Aboe Bakar Al Habsyi, a lawmaker from the House Commission III, which oversees legal issues, said the Juvenile Court bill would prevent children from being “jailed.”
“Children with legal problems should not be thrown in jail, but instead they should be put into a correction house, like a boarding school or special dorm,” he said.
In pushing for the legislation, Aboe Bakar cited the recent case of A.A.L., a 17-year-old boy from Palu, Central Sulawesi, accused of stealing a pair of sandals worth Rp 30,000 ($3.30) from a police officer. His parents alleged the police forced a confession from the boy by beating him before his case was sent to trial.
Even though the court found him guilty, A.A.L. was returned to his parents, and the police officer who accused him was sentenced to 21 days in detention, given a one-year delay on any prospect of promotion as well as a warning.
The essence of the bill, Aboe Bakar said, is restorative justice.
“So that the punishment for children does not simply provide a deterrent effect, but also an educational one,” he said.
The bill is still under discussion by Commission III and the Ministry of Women’s Empowerment and Child Protection.

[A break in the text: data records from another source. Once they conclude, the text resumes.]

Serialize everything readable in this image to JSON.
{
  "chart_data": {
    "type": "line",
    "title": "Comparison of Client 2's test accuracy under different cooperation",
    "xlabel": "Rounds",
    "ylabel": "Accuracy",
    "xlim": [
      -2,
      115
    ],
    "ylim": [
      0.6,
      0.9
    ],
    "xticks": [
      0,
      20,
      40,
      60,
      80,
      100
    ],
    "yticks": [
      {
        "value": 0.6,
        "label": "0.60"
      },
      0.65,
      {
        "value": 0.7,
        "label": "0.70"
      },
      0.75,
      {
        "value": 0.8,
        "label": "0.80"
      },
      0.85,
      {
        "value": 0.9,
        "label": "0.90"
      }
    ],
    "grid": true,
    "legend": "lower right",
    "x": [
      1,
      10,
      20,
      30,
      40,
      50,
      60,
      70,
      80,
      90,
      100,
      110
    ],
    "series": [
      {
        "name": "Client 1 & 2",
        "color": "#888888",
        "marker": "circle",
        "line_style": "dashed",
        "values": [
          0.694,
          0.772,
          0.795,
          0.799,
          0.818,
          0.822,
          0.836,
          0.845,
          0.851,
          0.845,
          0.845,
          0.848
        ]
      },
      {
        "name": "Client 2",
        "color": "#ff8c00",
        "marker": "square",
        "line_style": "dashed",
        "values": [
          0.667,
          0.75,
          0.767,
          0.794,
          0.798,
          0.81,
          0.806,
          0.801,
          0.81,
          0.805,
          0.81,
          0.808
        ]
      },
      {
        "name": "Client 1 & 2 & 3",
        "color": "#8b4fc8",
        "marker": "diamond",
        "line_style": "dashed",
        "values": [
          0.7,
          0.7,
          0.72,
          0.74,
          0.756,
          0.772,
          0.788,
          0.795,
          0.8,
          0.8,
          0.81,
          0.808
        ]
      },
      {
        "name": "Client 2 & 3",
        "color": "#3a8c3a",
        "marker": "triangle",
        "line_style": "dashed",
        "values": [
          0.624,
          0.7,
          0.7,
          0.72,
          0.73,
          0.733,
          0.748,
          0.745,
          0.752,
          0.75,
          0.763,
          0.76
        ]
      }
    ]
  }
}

But Maria Ulfa Anshor, the chairwoman of the Indonesian Commission for Child Protection (KPAI), said that to achieve a judicial system that prioritizes child’s protection, both the lawmakers and the government officials have to change their paradigms.
A restorative justice approach, she said, would prioritize mediation and rehabilitation over imprisonment.
“If possible, the KPAI suggests that children’s prisons be banished. Even though children may commit crimes, they are actually the victims themselves,” she said.
The bill, she said, can avoid cases like the sandal theft, or worse, deaths caused by police abuse or adult inmates.
“With delinquents, there is no trial necessary. Police have to be able to mediate, involving the parents so they take responsibility,” Maria said. “You also have to see the reason behind the crime: is it the family, environment, or education? A kid will not spontaneously commit a crime. There has to be a cumulative process that leads him to do it.”
KPAI estimates that more than 7,000 children could be behind bars nationwide and at least 200 of them are in adult prisons.
Indonesia does not have a justice system specifically designed to deal with young delinquents. Law enforcers often take a punitive approach.
If found guilty, juveniles are to be placed in special correctional facilities for children, the law states. A lack of space at these facilities means that often does not occur, and juveniles under police investigation are detained with adult suspects.
The bill would replace the 1997 Juvenile Offenders Law and usher in a new set of regulations compliant with the UN Convention on the Rights of the Child.
In 2010, the president called for reforms in the treatment of juvenile delinquents.